Orthogon Therapeutics, a privately held research and development (R&D) company, uses principles of biophysics and structure-based drug design to develop anti-infective small molecules that selectively bind and neutralize key target proteins at intermolecular contact hotspots with other proteins, DNA or RNA. Orthogon is part of the Pledge Therapeutics family of companies, an enterprise built around a discovery engine and focused on tackling some of the most elusive targets in drug discovery today.
To identify drug candidates with novel mechanisms of action, Orthogon uses a proprietary, iterative drug discovery platform. First, a target protein is screened in its functional conformation using small organic compounds and X-ray crystallography to visualize drug-protein interaction sites. Next, the kinetic and thermodynamic parameters provided by this ‘molecular fingerprint’ of the binding site(s) power the machine learning–based in silico design and optimization of lead molecules using medicinal chemistry principles. Finally, binding site coordinates and biophysical properties of these lead compounds are experimentally determined and re-incorporated into the in silico design step. This iterative process of integrating and optimizing biophysical and structural parameters drives the design of pharmacologically unique lead compounds typically not found in commercial libraries.
Using this discovery platform, Orthogon has developed first-in-class lead compounds that simultaneously target both BK and JC viruses (Fig. 1), two human polyomaviruses that cause substantial morbidity and mortality in immune-compromised patients, especially in transplant recipients, and represent a large unmet medical need.
“By implementing a discovery engine that uses the highest quality structure and activity data inputs to drive an iterative optimization process, we are exploring opportunities with novel, previously deemed to be difficult-to-drug, targets that will alter the treatment paradigm for a number of unaddressed life-threatening infectious diseases,” said Ali Munawar, CEO of Orthogon.

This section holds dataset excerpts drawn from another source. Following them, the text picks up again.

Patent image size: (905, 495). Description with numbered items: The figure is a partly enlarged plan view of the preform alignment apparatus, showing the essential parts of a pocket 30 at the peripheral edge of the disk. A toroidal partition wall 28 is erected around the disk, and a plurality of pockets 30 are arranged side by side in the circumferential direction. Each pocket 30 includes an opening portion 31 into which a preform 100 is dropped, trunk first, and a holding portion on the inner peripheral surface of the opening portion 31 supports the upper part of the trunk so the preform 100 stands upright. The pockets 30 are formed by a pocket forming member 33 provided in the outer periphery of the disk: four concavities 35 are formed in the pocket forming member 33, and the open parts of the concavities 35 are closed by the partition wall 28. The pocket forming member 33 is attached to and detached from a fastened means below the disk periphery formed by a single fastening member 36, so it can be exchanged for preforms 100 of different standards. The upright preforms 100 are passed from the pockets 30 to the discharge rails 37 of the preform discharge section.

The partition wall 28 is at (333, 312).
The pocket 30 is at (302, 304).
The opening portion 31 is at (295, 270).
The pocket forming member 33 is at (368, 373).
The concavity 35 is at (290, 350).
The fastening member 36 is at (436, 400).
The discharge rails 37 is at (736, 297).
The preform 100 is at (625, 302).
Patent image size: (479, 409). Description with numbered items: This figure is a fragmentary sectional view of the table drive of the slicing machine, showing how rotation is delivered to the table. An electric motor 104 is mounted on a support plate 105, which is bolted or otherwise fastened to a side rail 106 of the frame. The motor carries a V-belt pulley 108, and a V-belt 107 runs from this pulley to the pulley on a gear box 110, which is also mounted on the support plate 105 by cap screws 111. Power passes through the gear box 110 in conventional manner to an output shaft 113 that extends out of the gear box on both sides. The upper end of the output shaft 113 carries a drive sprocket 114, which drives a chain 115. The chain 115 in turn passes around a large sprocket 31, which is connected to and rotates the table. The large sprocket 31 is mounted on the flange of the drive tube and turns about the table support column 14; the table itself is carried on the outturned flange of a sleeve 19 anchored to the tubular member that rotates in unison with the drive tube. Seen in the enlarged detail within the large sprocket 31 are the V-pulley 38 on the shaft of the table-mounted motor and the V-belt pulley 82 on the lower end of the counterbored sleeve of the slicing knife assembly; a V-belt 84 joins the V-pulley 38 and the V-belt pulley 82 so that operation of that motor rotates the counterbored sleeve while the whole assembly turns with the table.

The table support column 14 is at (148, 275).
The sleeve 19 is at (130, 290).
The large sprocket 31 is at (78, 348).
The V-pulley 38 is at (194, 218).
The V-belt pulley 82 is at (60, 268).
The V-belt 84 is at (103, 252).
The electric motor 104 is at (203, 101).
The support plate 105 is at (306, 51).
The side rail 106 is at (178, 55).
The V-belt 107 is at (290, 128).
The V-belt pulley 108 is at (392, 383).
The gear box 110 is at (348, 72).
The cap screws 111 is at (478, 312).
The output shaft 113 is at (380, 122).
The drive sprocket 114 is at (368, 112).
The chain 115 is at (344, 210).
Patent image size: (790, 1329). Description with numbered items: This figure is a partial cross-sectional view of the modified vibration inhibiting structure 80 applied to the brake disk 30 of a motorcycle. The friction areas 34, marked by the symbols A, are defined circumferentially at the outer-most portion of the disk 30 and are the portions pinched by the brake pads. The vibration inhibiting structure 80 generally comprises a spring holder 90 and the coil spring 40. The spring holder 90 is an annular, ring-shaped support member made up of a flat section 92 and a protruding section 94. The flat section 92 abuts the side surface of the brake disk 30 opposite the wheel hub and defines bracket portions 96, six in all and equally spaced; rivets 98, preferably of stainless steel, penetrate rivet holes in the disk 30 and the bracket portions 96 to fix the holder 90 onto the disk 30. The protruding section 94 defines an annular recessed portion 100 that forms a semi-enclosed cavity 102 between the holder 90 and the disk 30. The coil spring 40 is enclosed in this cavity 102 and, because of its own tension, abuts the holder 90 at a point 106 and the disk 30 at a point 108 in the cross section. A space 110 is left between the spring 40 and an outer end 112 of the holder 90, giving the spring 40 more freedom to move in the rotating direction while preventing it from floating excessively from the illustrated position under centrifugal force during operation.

In addition to its two polyomavirus lead compounds, Orthogon has the first ever Glycyl tRNA synthetase–targeting small molecule in preclinical development to treat Enterobacteriaceae and Klebsiella infections. A novel broad spectrum SARS-CoV-2 spike protein–targeting antibody, also in preclinical development, has promising potent neutralizing activity against the SARS-CoV and SARS-CoV-2 viruses and the Omicron BA.2 variant and is expected to be refractory to resistance in future variants.
Tackling the polyomavirus challenge
A leading cause of severe and often fatal clinical complications in immunocompromised patients is reactivation of the pervasive BK and JC polyomaviruses. Latent infection with these viruses is prevalent in 70–90% of the population, and reactivation leads to nephropathy and kidney complications in the case of the BK virus, and to progressive multifocal leukoencephalopathy (PML) in the case of the neuro-tropic JC virus. Development of small molecule drugs has been challenging due to the absence of conventional antiviral drug targets and a lack of polyomavirus-specific drug development tools and techniques.
Orthogon has used its drug discovery platform to characterize the two main proteins encoded by the small polyomavirus genome—the polyomavirus capsid protein (PyVP1) and the large tumor antigen (LTag) helicase—and to identify new ways to successfully target them.
Orthogon’s lead compound is a PyVP1-targeting small molecule that binds to sites critical for virus assembly. The compound is highly potent and exhibits an attractive pharmacokinetic and toxicology profile, positioning it as a first-in-class, orally available drug for treating polyomavirus infections. The compound is in pre-investigational new drug (IND) development for BK virus infections in transplant patients.
A second group of early stage, first-in-class small molecules targets the highly conserved LTag, inhibiting viral replication through a highly selective mechanism of action in both BK and JC viruses. Orthogon’s polyomavirus pipeline is complemented by a suite of first-in-class host-targeted antivirals that have the potential for broad-spectrum activity against multiple members of the polyomavirus family.
Further expansion of Orthogon’s polyomavirus portfolio is supported by an array of first-ever tools including reporter assays, extensive protein structure data and ongoing work on an animal model of BK polyomavirus.
Translational partnerships in anti-infectives
With a transatlantic footprint in the US and Europe, over 7,500 ft2 of state-of-the-art research space, and a network of collaborations to complement its in-house capabilities, Orthogon is building a portfolio of de-risked, validated drug candidates ready for co-development partnerships.
“Fighting life threatening infections of viral and bacterial origin requires the development of drugs with novel mechanisms of action that have a high barrier to genetic resistance.” said Munawar. “Our platform enables us to access drug targets that have historically remained out of therapeutic reach. We are poised to use our data-driven drug discovery platform in collaboration with partners who share our vision of discovering and advancing revolutionary, first-in-class, medicines that could help improve health outcomes around the globe.”